Abstract The RAS/MAP kinase pathway is aberrantly activated in a wide variety of human cancers. The V600E mutation in BRAF, a kinase in this pathway, causes approximately one-half of all melanomas and is the driver in many other cancers as well. Despite decades of intense interest and investigation, BRAF regulation is not well- understood. Furthermore, compounds targeting the RAS/MAPK pathway exhibit poorly understood pharmacologic effects. BRAF inhibitors, such as vemurafenib, potently inhibit V600E BRAF, but they paradoxically activate wild type BRAF. Inhibitors of MEK, a kinase downstream of BRAF, differ in their efficacy depending upon whether the pathway is activated by mutations in KRAS versus BRAF. Collectively, the confusing pharmacology of these agents reflects our incomplete knowledge of the regulation and biochemical workings of this pathway and limits our ability to develop targeted therapies for BRAF and the RAS/MAPK pathway. Over the last two decades, my laboratory has focused on the structural biology of protein kinases and their dysregulation in cancer, and on cancer drug discovery. We have applied our basic biophysical, biochemical and structural insights into wild-type and mutant EGFR to discover new classes of pharmacologic agents targeting the mutant receptor, including both mutant-selective covalent and allosteric inhibitors that can overcome resistance mechanisms. We are now applying an analogous structural and mechanistic approach to demystify BRAF regulation and pharmacology. Our objectives are to understand BRAF regulation in structural detail, to decipher the complex pharmacology of the BRAF and MEK inhibitors, and to develop new agents that target the pathway in a mutant-selective manner. To achieve these goals, we will determine the structure of autoinhibited and active BRAF complexes using cryo-electron microscopy. We will reconstitute the pathway from KRAS to ERK using purified components in order to dissect mechanisms of BRAF and MEK activation and probe the effects of pharmacologic agents that target the pathway. In addition, we will use these reconstitutions together with our structural insights to discover new agents that target the pathway in a mutant-selective manner. These studies will provide fundamental new understanding of BRAF regulation and, in the long term, they should yield more effective and better tolerated therapies for cancers driven by mutagenic activation of this pathway.

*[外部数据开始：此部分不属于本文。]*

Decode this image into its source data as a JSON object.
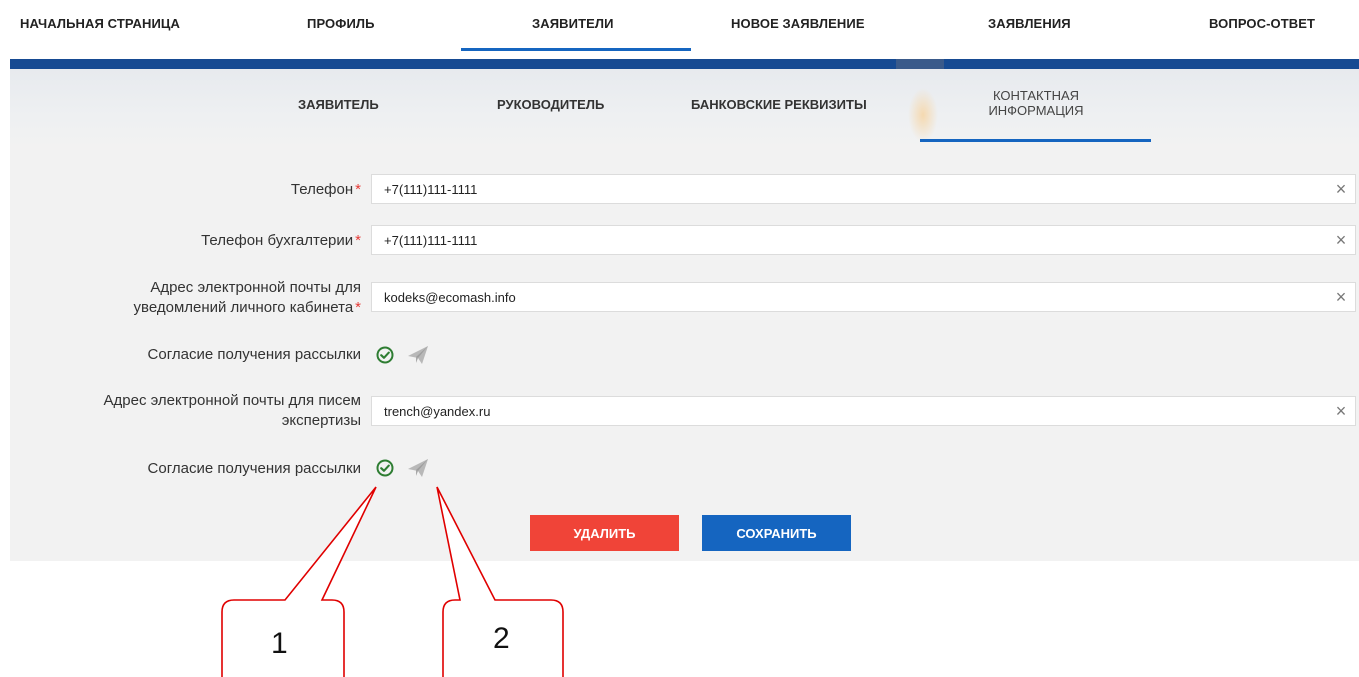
{
  "topnav": {
    "items": [
      "НАЧАЛЬНАЯ СТРАНИЦА",
      "ПРОФИЛЬ",
      "ЗАЯВИТЕЛИ",
      "НОВОЕ ЗАЯВЛЕНИЕ",
      "ЗАЯВЛЕНИЯ",
      "ВОПРОС-ОТВЕТ"
    ],
    "active": "ЗАЯВИТЕЛИ"
  },
  "subnav": {
    "items": [
      "ЗАЯВИТЕЛЬ",
      "РУКОВОДИТЕЛЬ",
      "БАНКОВСКИЕ РЕКВИЗИТЫ",
      "КОНТАКТНАЯ",
      "ИНФОРМАЦИЯ"
    ],
    "active": "КОНТАКТНАЯ ИНФОРМАЦИЯ"
  },
  "form": {
    "phone": {
      "label": "Телефон",
      "required_mark": "*",
      "value": "+7(111)111-1111"
    },
    "accounting_phone": {
      "label": "Телефон бухгалтерии",
      "required_mark": "*",
      "value": "+7(111)111-1111"
    },
    "notify_email": {
      "label_line1": "Адрес электронной почты для",
      "label_line2": "уведомлений личного кабинета",
      "required_mark": "*",
      "value": "kodeks@ecomash.info"
    },
    "consent_1": {
      "label": "Согласие получения рассылки",
      "icons": [
        "check-circle-icon",
        "paper-plane-icon"
      ]
    },
    "expertise_email": {
      "label_line1": "Адрес электронной почты для писем",
      "label_line2": "экспертизы",
      "value": "trench@yandex.ru"
    },
    "consent_2": {
      "label": "Согласие получения рассылки",
      "icons": [
        "check-circle-icon",
        "paper-plane-icon"
      ]
    },
    "clear_icon": "×"
  },
  "buttons": {
    "delete": "УДАЛИТЬ",
    "save": "СОХРАНИТЬ"
  },
  "callouts": [
    "1",
    "2"
  ],
  "colors": {
    "accent": "#1565c0",
    "danger": "#f04438",
    "required": "#e53935",
    "ok": "#2e7d32",
    "callout": "#e00000"
  }
}
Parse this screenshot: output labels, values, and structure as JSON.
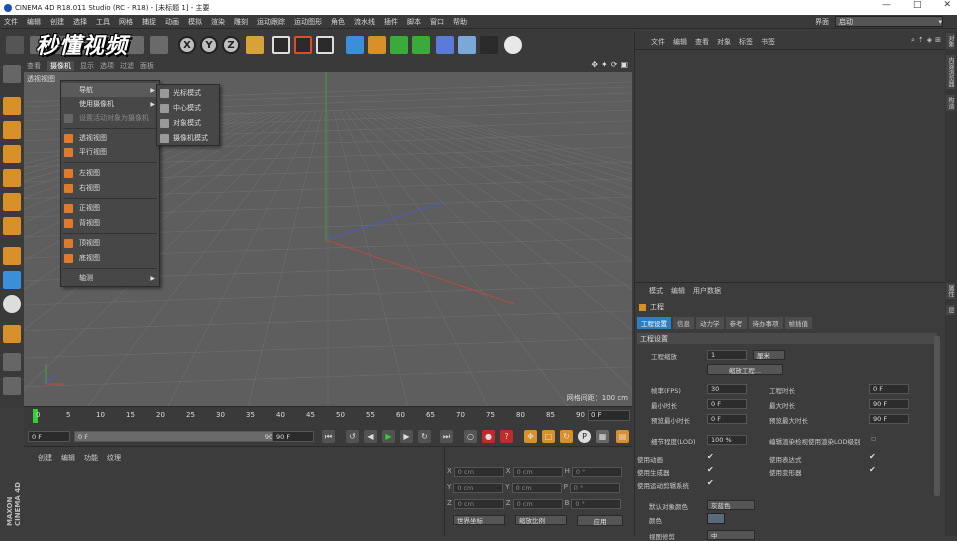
{
  "window": {
    "title": "CINEMA 4D R18.011 Studio (RC - R18) - [未标题 1] - 主要",
    "controls": [
      "—",
      "□",
      "✕"
    ]
  },
  "menubar": {
    "items": [
      "文件",
      "编辑",
      "创建",
      "选择",
      "工具",
      "网格",
      "捕捉",
      "动画",
      "模拟",
      "渲染",
      "雕刻",
      "运动跟踪",
      "运动图形",
      "角色",
      "流水线",
      "插件",
      "脚本",
      "窗口",
      "帮助"
    ],
    "layout_label": "界面",
    "layout_value": "启动"
  },
  "watermark": "秒懂视频",
  "toolbar": {
    "axis_x": "X",
    "axis_y": "Y",
    "axis_z": "Z"
  },
  "viewport": {
    "tabs": [
      "查看",
      "摄像机",
      "显示",
      "选项",
      "过滤",
      "面板"
    ],
    "active_tab": "摄像机",
    "label": "透视视图",
    "grid_spacing": "网格间距：100 cm"
  },
  "camera_menu": {
    "items": [
      {
        "label": "导航",
        "submenu": true
      },
      {
        "label": "使用摄像机",
        "submenu": true
      },
      {
        "label": "设置活动对象为摄像机",
        "disabled": true
      },
      {
        "label": "透视视图"
      },
      {
        "label": "平行视图"
      },
      {
        "label": "左视图"
      },
      {
        "label": "右视图"
      },
      {
        "label": "正视图"
      },
      {
        "label": "背视图"
      },
      {
        "label": "顶视图"
      },
      {
        "label": "底视图"
      },
      {
        "label": "轴测",
        "submenu": true
      }
    ]
  },
  "nav_submenu": {
    "items": [
      "光标模式",
      "中心模式",
      "对象模式",
      "摄像机模式"
    ]
  },
  "timeline": {
    "ticks": [
      "0",
      "5",
      "10",
      "15",
      "20",
      "25",
      "30",
      "35",
      "40",
      "45",
      "50",
      "55",
      "60",
      "65",
      "70",
      "75",
      "80",
      "85",
      "90"
    ],
    "end_frame": "0 F"
  },
  "transport": {
    "start_field": "0 F",
    "slider_left": "0 F",
    "slider_right": "90 F",
    "end_field": "90 F"
  },
  "material_panel": {
    "tabs": [
      "创建",
      "编辑",
      "功能",
      "纹理"
    ]
  },
  "brand": "MAXON CINEMA 4D",
  "coords": {
    "rows": [
      {
        "a": "X",
        "av": "0 cm",
        "b": "X",
        "bv": "0 cm",
        "c": "H",
        "cv": "0 °"
      },
      {
        "a": "Y",
        "av": "0 cm",
        "b": "Y",
        "bv": "0 cm",
        "c": "P",
        "cv": "0 °"
      },
      {
        "a": "Z",
        "av": "0 cm",
        "b": "Z",
        "bv": "0 cm",
        "c": "B",
        "cv": "0 °"
      }
    ],
    "mode1": "世界坐标",
    "mode2": "缩放比例",
    "apply": "应用"
  },
  "object_manager": {
    "tabs": [
      "文件",
      "编辑",
      "查看",
      "对象",
      "标签",
      "书签"
    ]
  },
  "right_strip": [
    "对象",
    "内容浏览器",
    "构造",
    "属性",
    "层"
  ],
  "attributes": {
    "header_tabs": [
      "模式",
      "编辑",
      "用户数据"
    ],
    "project_label": "工程",
    "project_tabs": [
      "工程设置",
      "信息",
      "动力学",
      "参考",
      "待办事项",
      "帧插值"
    ],
    "section": "工程设置",
    "scale_label": "工程缩放",
    "scale_value": "1",
    "scale_unit": "厘米",
    "scale_button": "缩放工程...",
    "fields": [
      {
        "label": "帧率(FPS)",
        "value": "30",
        "label2": "工程时长",
        "value2": "0 F"
      },
      {
        "label": "最小时长",
        "value": "0 F",
        "label2": "最大时长",
        "value2": "90 F"
      },
      {
        "label": "预览最小时长",
        "value": "0 F",
        "label2": "预览最大时长",
        "value2": "90 F"
      }
    ],
    "lod_label": "细节程度(LOD)",
    "lod_value": "100 %",
    "lod_label2": "编辑渲染检视使用渲染LOD级别",
    "checks": [
      {
        "label": "使用动画",
        "label2": "使用表达式"
      },
      {
        "label": "使用生成器",
        "label2": "使用变形器"
      },
      {
        "label": "使用运动剪辑系统",
        "label2": ""
      }
    ],
    "default_color_label": "默认对象颜色",
    "default_color_value": "灰蓝色",
    "color_label": "颜色",
    "bottom_label": "视图修剪",
    "bottom_value": "中"
  }
}
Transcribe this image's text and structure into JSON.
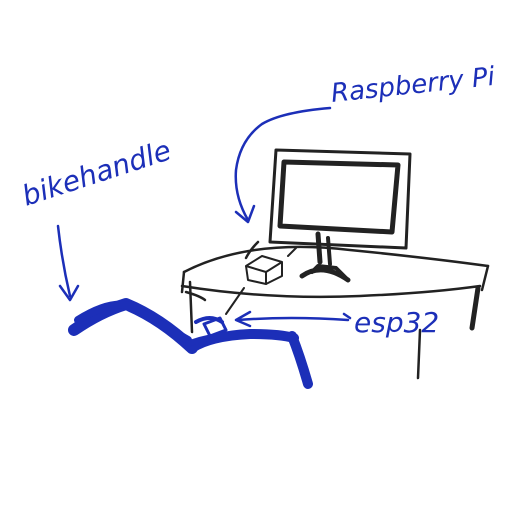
{
  "sketch": {
    "ink_color": "#1c2fb8",
    "pencil_color": "#222222",
    "labels": {
      "raspberry": "Raspberry Pi",
      "bike": "bikehandle",
      "esp": "esp32"
    }
  }
}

摘要 RAS/MAP激酶通路在多种人类癌症中被异常激活。V600E BRAF是该途径中的一种激酶，BRAF突变导致大约一半的黑色素瘤，并且是黑色素瘤的驱动因素。 还有很多其他癌症。尽管几十年的强烈兴趣和调查，BRAF监管并不好- 明白此外，靶向RAS/MAPK通路的化合物表现出知之甚少的 药理作用。BRAF抑制剂，如维罗非尼，有效地抑制V600 E BRAF，但它们 矛盾地激活野生型BRAF。MEK（BRAF下游的一种激酶）的抑制剂在其功效上不同 这取决于该途径是否被KRAS相对于BRAF的突变激活。统称 这些药物的混乱药理学反映了我们对调节和生物化学的不完整知识， 这一途径的运作，并限制了我们的能力，开发针对BRAF和RAS/MAPK的靶向治疗 通路 在过去的二十年里，我的实验室一直专注于蛋白激酶的结构生物学， 他们在癌症中的失调，以及癌症药物的发现。我们已经应用了我们基本的生物物理，生物化学， 和野生型和突变型EGFR的结构见解，以发现新的药理学药物类别 靶向突变受体，包括突变体选择性共价和变构抑制剂， 克服阻力机制。我们现在采用类似的结构和机械方法， 揭开BRAF调节和药理学的神秘面纱。我们的目标是了解BRAF在结构上的调节， 详细，破译BRAF和MEK抑制剂的复杂药理学，并开发新的药物， 以多核苷酸选择性的方式靶向该途径。为了实现这些目标，我们将确定 自抑制和活性BRAF复合物使用冷冻电子显微镜。我们将重建 使用纯化的组分将KRAS转化为ERK，以便剖析BRAF和MEK活化的机制，并探测 靶向该途径的药物的作用。此外，我们还将把这些重组措施结合起来使用 利用我们的结构洞察力，以多选择性方式发现靶向该途径的新药物。这些 研究将提供对BRAF调节的基本新理解，从长远来看，它们应该产生 更有效和耐受性更好的癌症治疗方法，由该途径的诱变激活驱动。